In training exercises, wall squatting is a relatively famous exercise. If you insist on doing wall squatting, it has many benefits to people, and it has two characteristics: simple movements and significant effects. However, there are also some specialties in doing wall squatting, such as breathing methods. So, what is the correct breathing method for wall squatting? Let’s take a look!

   Inhale when squatting, and exhale when getting up.

  How to do wall squatting

  1. Stand facing the wall with both feet Close together, the center of gravity falls on the forefoot, the hands are naturally drooping, the palms are facing inward, the whole body is centered, the toes are pressed against the base of the wall, lift the perineum, buckle the shoulders in front, hold the chest and abdomen; relax the whole body, calm for a moment, let the thoughts be calm.

  2. Then relax the waist back, and the body slowly squat. When squatting, the head should not be tilted back or tilted. Relax the ground, and squat with the back of the waist.

  3. You can guard the lower dantian and relax the shoulders to buckle (buckle forward in the direction of the wall); buckle the tailbone, and protrude the back of the life gate.

  4. Pay attention to the back and spine to relax and squat down one by one, like a cat, hunching the back and squat down, try not to exceed the requirements of toes, etc., and pay attention to relaxing the whole body, and focus on the waist, back and coccyx; after squatting thoroughly, you can buckle the coccyx forward forcefully, and then slowly raise it up; when lifting up, pay attention to using Baihui upper lead. It seems that there is a thin line in Baihui to gently pull the spine upward, stretch and straighten it up one by one, so that it is only once.

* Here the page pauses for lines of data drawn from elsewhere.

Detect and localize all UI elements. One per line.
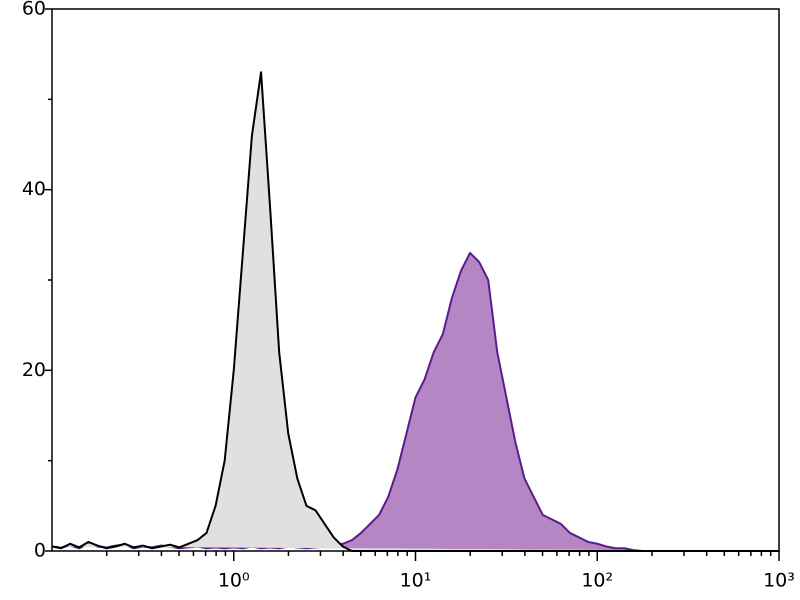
y-tick-label: 0: [34, 540, 46, 562]
x-tick-label: 10⁰: [218, 570, 250, 592]
y-tick-label: 20: [22, 359, 46, 381]
y-tick-label: 40: [22, 178, 46, 200]
histogram-area: [51, 251, 779, 552]
y-tick-label: 60: [22, 0, 46, 20]
x-tick-label: 10¹: [400, 570, 432, 592]
x-tick-label: 10²: [581, 570, 613, 592]
x-tick-label: 10³: [763, 570, 795, 592]
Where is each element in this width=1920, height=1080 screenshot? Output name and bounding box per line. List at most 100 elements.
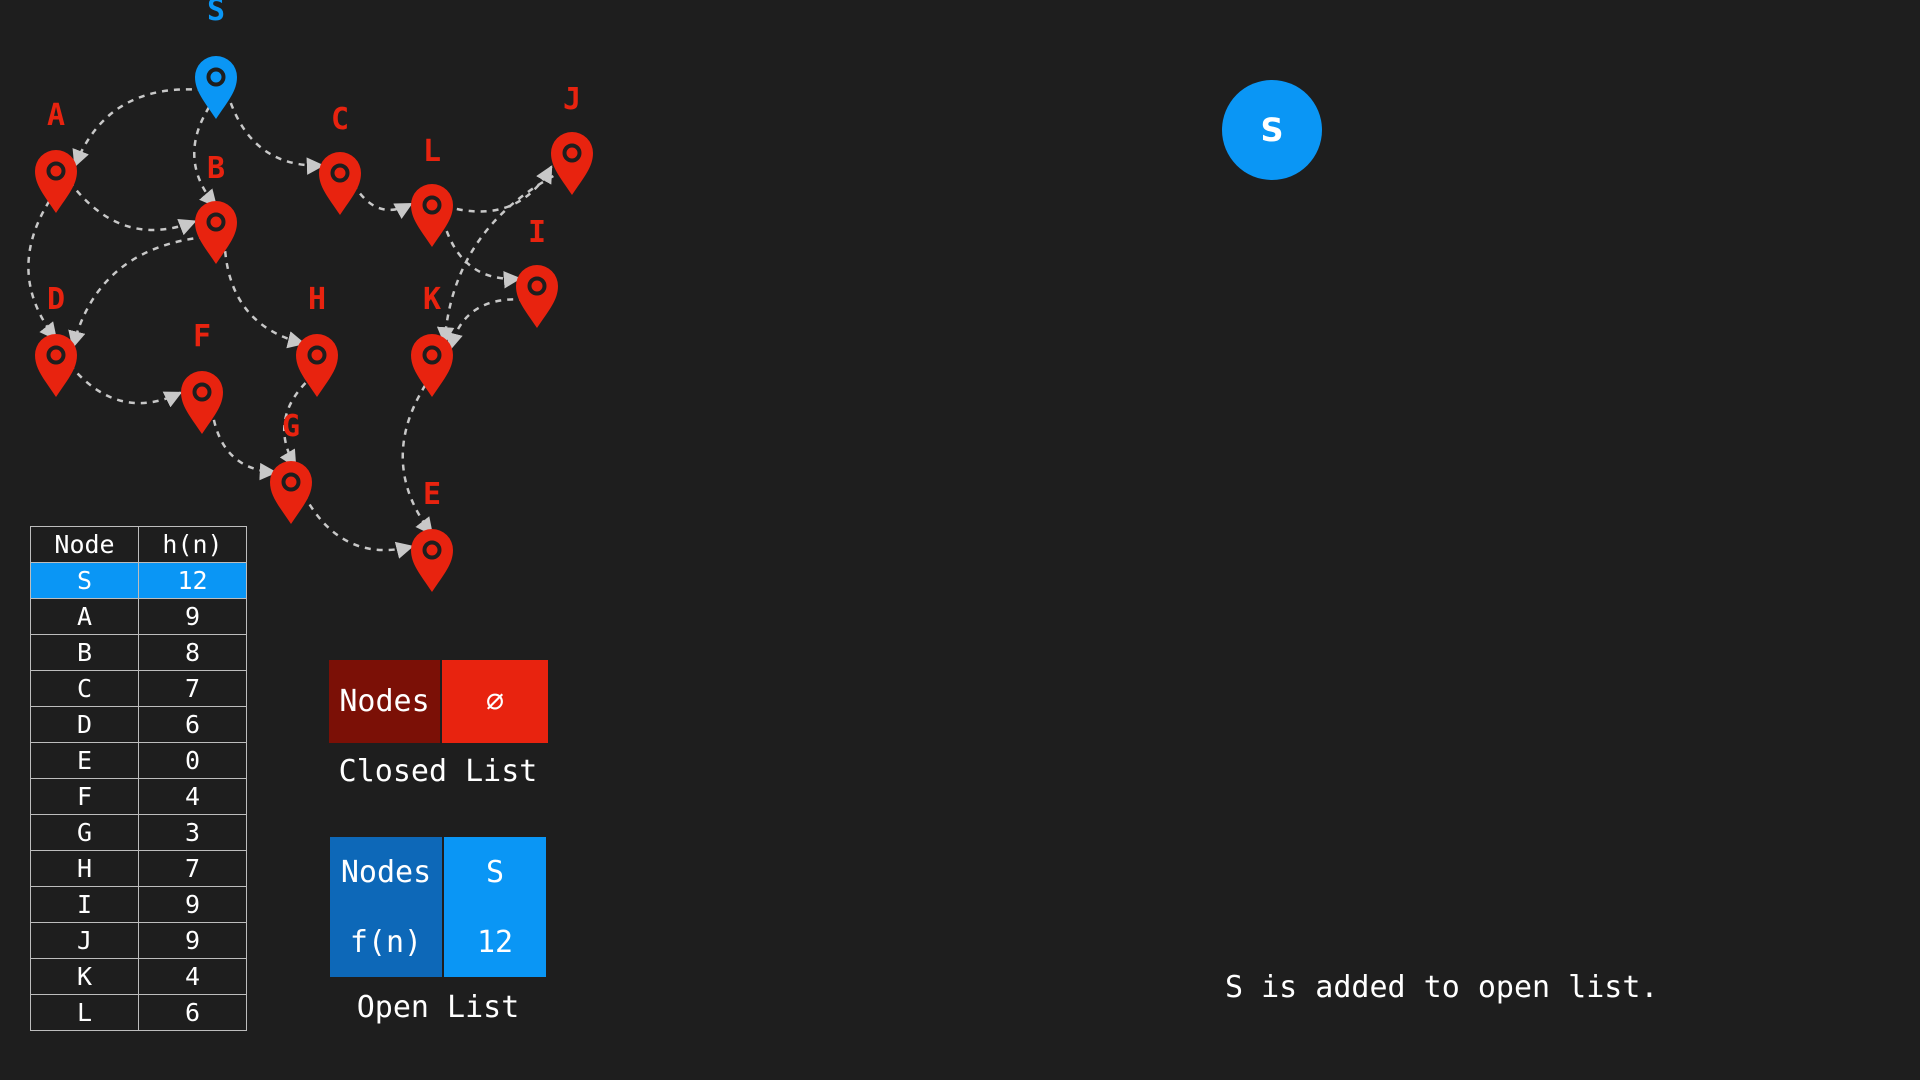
map-pin-icon [296,334,338,397]
pin-ring [527,276,547,296]
edge-b-h [223,239,306,349]
pin-ring [422,540,442,560]
column-header-h: h(n) [138,526,247,563]
node-cell: C [30,670,139,707]
pin-ring [46,161,66,181]
pin-ring [281,472,301,492]
node-label: H [308,282,326,317]
node-l: L [411,134,453,247]
node-cell: I [30,886,139,923]
map-pin-icon [195,201,237,264]
node-cell: B [30,634,139,671]
node-d: D [35,282,77,397]
table-row: S 12 [30,562,247,599]
map-pin-icon [35,334,77,397]
node-label: K [423,282,441,317]
node-cell: K [30,958,139,995]
node-cell: E [30,742,139,779]
edge-g-e [302,493,414,559]
h-value-cell: 0 [138,742,247,779]
pin-ring [307,345,327,365]
map-pin-icon [411,184,453,247]
node-cell: J [30,922,139,959]
node-label: G [282,409,300,444]
h-value-cell: 9 [138,922,247,959]
edge-c-l [352,182,413,219]
node-i: I [516,215,558,328]
closed-list-box: Nodes ⌀ [329,660,548,743]
node-s: S [195,0,237,119]
map-pin-icon [35,150,77,213]
status-text: S is added to open list. [1225,970,1659,1005]
node-cell: A [30,598,139,635]
edge-l-i [441,219,522,289]
open-list-box: Nodes f(n) S 12 [330,837,546,977]
edge-f-g [210,407,278,481]
h-value-cell: 6 [138,994,247,1031]
node-label: J [563,82,581,117]
h-value-cell: 4 [138,778,247,815]
edge-b-d [68,235,206,349]
node-label: E [423,477,441,512]
node-b: B [195,151,237,264]
pin-ring [562,143,582,163]
h-value-cell: 3 [138,814,247,851]
node-cell: H [30,850,139,887]
graph-diagram: S A B C L J I D F H K G E [27,0,593,592]
h-value-cell: 9 [138,886,247,923]
node-label: A [47,98,65,133]
node-j: J [551,82,593,195]
edge-s-a [72,88,205,168]
node-label: F [193,319,211,354]
edge-s-b [193,96,218,208]
closed-list-caption: Closed List [338,754,538,789]
column-header-node: Node [30,526,139,563]
map-pin-icon [516,265,558,328]
node-cell: L [30,994,139,1031]
h-value-cell: 7 [138,670,247,707]
node-label: L [423,134,441,169]
open-list-key-nodes: Nodes [330,837,442,907]
edge-a-b [68,180,197,236]
node-label: S [207,0,225,28]
node-cell: S [30,562,139,599]
map-pin-icon [319,152,361,215]
h-value-cell: 4 [138,958,247,995]
edge-i-k [445,298,526,351]
closed-list-key: Nodes [329,660,440,743]
closed-list-value: ⌀ [442,660,548,743]
edge-k-e [401,374,434,536]
h-value-cell: 6 [138,706,247,743]
node-a: A [35,98,77,213]
pin-ring [330,163,350,183]
open-list-key-f: f(n) [330,907,442,977]
open-list-caption: Open List [356,990,520,1025]
pin-ring [206,67,226,87]
node-g: G [270,409,312,524]
node-h: H [296,282,338,397]
map-pin-icon [270,461,312,524]
map-pin-icon [551,132,593,195]
pin-ring [46,345,66,365]
heuristic-table: Node h(n) S 12 A 9 B 8 C 7 D 6 E 0 F 4 G 3 H 7 I 9 J 9 K 4 L 6 [30,526,247,1031]
node-c: C [319,102,361,215]
edge-h-g [279,373,316,468]
pin-ring [422,345,442,365]
edge-s-c [225,91,325,175]
node-label: C [331,102,349,137]
h-value-cell: 7 [138,850,247,887]
pin-ring [192,382,212,402]
node-label: I [528,215,546,250]
node-label: D [47,282,65,317]
node-k: K [411,282,453,397]
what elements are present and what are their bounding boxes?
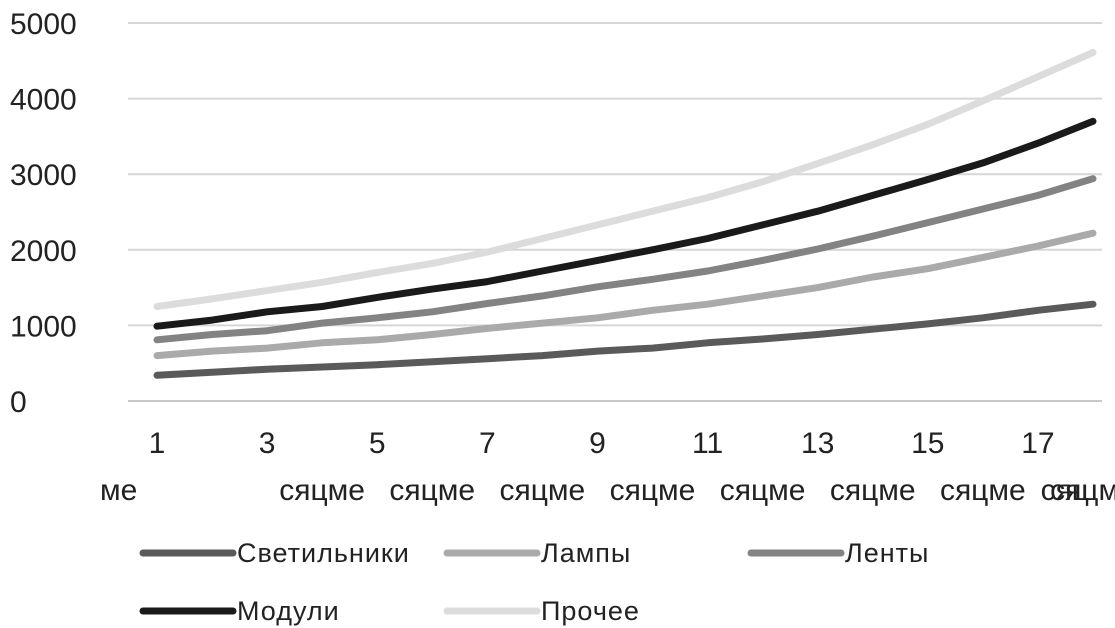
legend-item: Лампы bbox=[443, 538, 631, 568]
series-line-4 bbox=[153, 49, 1097, 310]
legend-label: Лампы bbox=[541, 538, 631, 568]
legend-label: Светильники bbox=[237, 538, 410, 568]
x-axis-tick-labels: 1ме3сяцме5сяцме7сяцме9сяцме11сяцме13сяцм… bbox=[100, 427, 1115, 507]
legend-label: Ленты bbox=[845, 538, 929, 568]
legend-label: Прочее bbox=[541, 596, 640, 626]
series-line-1 bbox=[153, 229, 1097, 360]
y-axis-tick-labels: 0 1000 2000 3000 4000 5000 bbox=[10, 8, 77, 419]
legend-item: Модули bbox=[139, 596, 340, 626]
x-tick-number: 3 bbox=[259, 427, 276, 460]
y-tick-label: 5000 bbox=[10, 8, 77, 41]
series-line-2 bbox=[153, 175, 1097, 344]
x-tick-number: 13 bbox=[801, 427, 834, 460]
x-tick-number: 7 bbox=[479, 427, 496, 460]
x-tick-number: 11 bbox=[692, 427, 723, 460]
series-line-3 bbox=[153, 117, 1097, 330]
legend-item: Прочее bbox=[443, 596, 640, 626]
x-tick-number: 17 bbox=[1021, 427, 1054, 460]
x-tick-word: сяцме bbox=[720, 474, 806, 507]
x-tick-word: сяцме bbox=[279, 474, 365, 507]
x-tick-number: 9 bbox=[589, 427, 606, 460]
y-tick-label: 4000 bbox=[10, 84, 77, 117]
x-tick-number: 5 bbox=[369, 427, 386, 460]
x-tick-number: 15 bbox=[911, 427, 944, 460]
x-tick-word: ме bbox=[100, 474, 137, 507]
x-tick-word: сяц bbox=[1041, 474, 1089, 507]
y-tick-label: 2000 bbox=[10, 235, 77, 268]
x-tick-word: сяцме bbox=[940, 474, 1026, 507]
y-tick-label: 3000 bbox=[10, 159, 77, 192]
series-lines bbox=[153, 49, 1097, 379]
legend: Светильники Лампы Ленты Модули Прочее bbox=[139, 538, 929, 626]
legend-label: Модули bbox=[237, 596, 340, 626]
x-tick-word: сяцме bbox=[610, 474, 696, 507]
x-tick-word: сяцме bbox=[1050, 474, 1115, 507]
y-tick-label: 1000 bbox=[10, 310, 77, 343]
x-tick-number: 1 bbox=[149, 427, 166, 460]
legend-item: Светильники bbox=[139, 538, 410, 568]
x-tick-word: сяцме bbox=[389, 474, 475, 507]
x-tick-word: сяцме bbox=[499, 474, 585, 507]
x-tick-word: сяцме bbox=[830, 474, 916, 507]
legend-item: Ленты bbox=[747, 538, 929, 568]
series-line-0 bbox=[153, 300, 1097, 379]
y-tick-label: 0 bbox=[10, 386, 27, 419]
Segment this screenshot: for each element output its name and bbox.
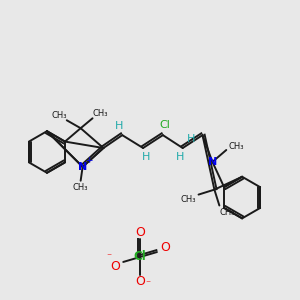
Text: H: H (176, 152, 184, 162)
Text: Cl: Cl (134, 250, 146, 263)
Text: CH₃: CH₃ (51, 111, 67, 120)
Text: O: O (135, 275, 145, 288)
Text: CH₃: CH₃ (228, 142, 244, 151)
Text: O: O (160, 241, 170, 254)
Text: ⁻: ⁻ (146, 280, 151, 290)
Text: O: O (135, 226, 145, 239)
Text: CH₃: CH₃ (181, 195, 197, 204)
Text: O: O (110, 260, 120, 273)
Text: ⁻: ⁻ (107, 252, 112, 262)
Text: H: H (142, 152, 150, 162)
Text: H: H (115, 121, 124, 131)
Text: CH₃: CH₃ (220, 208, 235, 217)
Text: CH₃: CH₃ (93, 109, 108, 118)
Text: +: + (85, 156, 92, 165)
Text: H: H (186, 134, 195, 144)
Text: Cl: Cl (159, 120, 170, 130)
Text: N: N (208, 157, 217, 167)
Text: N: N (78, 162, 87, 172)
Text: CH₃: CH₃ (73, 183, 88, 192)
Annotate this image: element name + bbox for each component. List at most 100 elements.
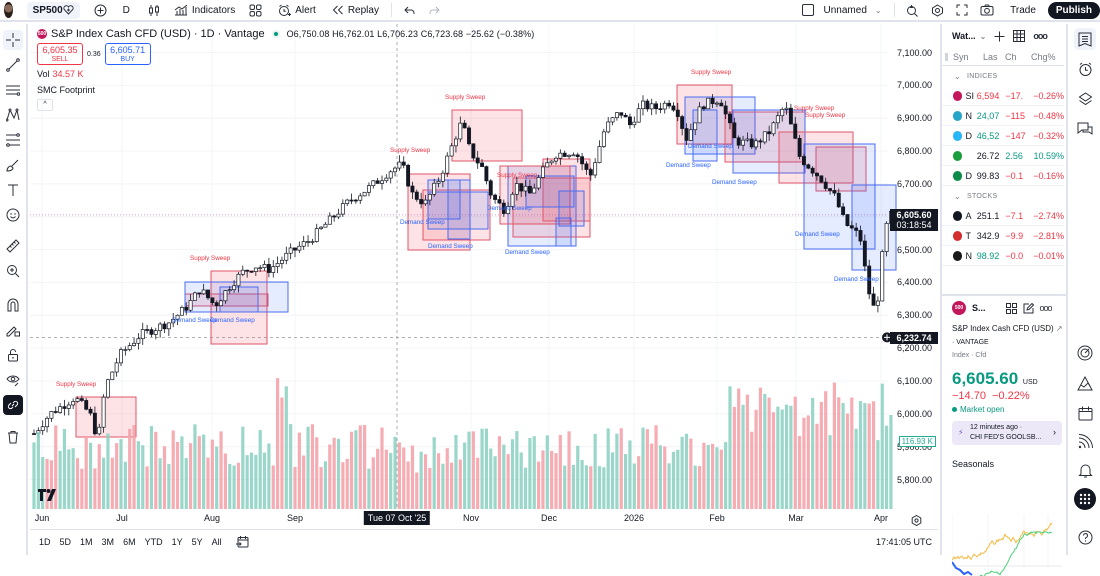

5. When practicing qigong, just focus on the body. Body movements can be combined with the degree, without other special thought activities.

6. Beginners can first place a thick book on their heels, which can reduce the difficulty of squatting on the wall. You can tear off a few pages of the book every day, and gradually finish tearing it down, the squatting on the wall will slowly be combined with the degree.